Enki mostrò a Ninmah delle creature
ottenute incrociando
due esseri della Terra.
Nel laboratorio venne condotta Ninmah,
e qui, Ningishzidda
gli spiegò i segreti dell'essenza
della vita e di come si potevano
combinare due essenze diverse per
crearne una nuova.
Le creature nelle gabbie del
laboratorio erano mostruose.
Ninmah ne rimase impressionata in
maniera negativa.
Si irritò e si preoccupò, incolpando
Enki di aver dato inizio
agli esperimenti senza attendere la
risposta di Anu.
Enki gli parlò.
“Quello che dici è vero, e comprendo
la tua irritazione. Per questo
ho bisogno di te affinché tu renda
perfette queste creature. E' necessario studiare
come combinare le essenze, in che
misura, in quale modo,
quanta di una e quanta dell'altra. In
quale grembo farla crescere
e per farlo è necessaria la tua
conoscenza. E' necessaria la
conoscenza di una esperta ma in
particolare, è necessaria
la conoscenza di una madre.”
A Ninmah vennero in mente le due figlie
avute da Enki, e
questo ricordo gli strappò un sorriso.
Enki l'aveva convinta.
When the decision was irradiated on Earth, Enki was glad.Ninmah declared that it was his aide, because he was a scientistand therefore aware of the Enki intended to do.Ninmah accepted.Ennugi, the head of the Anunnaki dell'Abzu, spoke of the greatproject to those who were digging. They were not happy, becausethe time for the creation of Being not had fast,but they returned to extract gold, hoping for a short time.In the House of Life, nell'Abzu, Enki spoke at length withNinmah, trying to explain what he meant to do to createBeing and led her to a place of huts, under trees,where he showed the creatures.No one had ever seen such creatures in the wild onEarth.Were locked in cages of the creatures with the front limbsof its type and the legs of another being.Enki showed Ninmah creatures obtained by crossingtwo beings of the Earth.In the workshop was conducted Ninmah, and here, Ningishziddaexplained the secrets of the essence of life and how it couldcombine two different essences to create a new one.The creatures in the cages of the laboratory were monstrous.Ninmah I was impressed in a negative way.Was angry and worried, blaming Enki with startingexperiments without waiting for the response of Anu.Enki spoke.

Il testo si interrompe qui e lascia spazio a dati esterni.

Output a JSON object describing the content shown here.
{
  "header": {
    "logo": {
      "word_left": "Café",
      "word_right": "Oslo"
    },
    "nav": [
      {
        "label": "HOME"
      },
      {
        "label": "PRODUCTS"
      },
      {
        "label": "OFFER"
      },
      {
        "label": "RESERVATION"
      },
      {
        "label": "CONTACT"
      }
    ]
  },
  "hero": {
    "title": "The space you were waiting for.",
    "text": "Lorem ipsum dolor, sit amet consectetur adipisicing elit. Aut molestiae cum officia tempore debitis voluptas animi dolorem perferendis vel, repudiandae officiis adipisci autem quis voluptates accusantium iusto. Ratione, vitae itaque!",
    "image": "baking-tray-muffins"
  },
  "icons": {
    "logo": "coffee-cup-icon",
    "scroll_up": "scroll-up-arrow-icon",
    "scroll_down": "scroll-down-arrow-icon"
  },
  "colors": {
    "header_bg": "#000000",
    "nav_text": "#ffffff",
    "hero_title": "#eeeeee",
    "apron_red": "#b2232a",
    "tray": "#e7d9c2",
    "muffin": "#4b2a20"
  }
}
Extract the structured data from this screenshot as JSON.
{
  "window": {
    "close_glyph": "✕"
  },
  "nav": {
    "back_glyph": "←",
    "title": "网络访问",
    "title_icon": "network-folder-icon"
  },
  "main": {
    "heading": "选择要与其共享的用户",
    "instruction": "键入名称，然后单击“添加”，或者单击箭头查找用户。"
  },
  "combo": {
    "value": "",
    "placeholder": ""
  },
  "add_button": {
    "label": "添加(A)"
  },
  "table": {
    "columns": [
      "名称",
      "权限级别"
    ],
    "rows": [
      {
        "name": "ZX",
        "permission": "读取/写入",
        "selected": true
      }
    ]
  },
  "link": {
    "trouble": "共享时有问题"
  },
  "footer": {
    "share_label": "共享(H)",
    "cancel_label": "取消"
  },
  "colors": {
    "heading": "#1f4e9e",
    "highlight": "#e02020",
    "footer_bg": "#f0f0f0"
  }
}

"What you say is true, and I understand your irritation. For thisI need you so that you make these perfect creatures. And 'necessary to studyhow to combine the essences, to what extent, how,how much of and how much of the other. In which womb make it growand to do that you need your knowledge. E 'requiredknowledge of an expert, but in particular, is requiredknowledge of a mother. "A Ninmah recalled the two daughters had by Enki, andthis memory tore a smile. Enki had convinced her.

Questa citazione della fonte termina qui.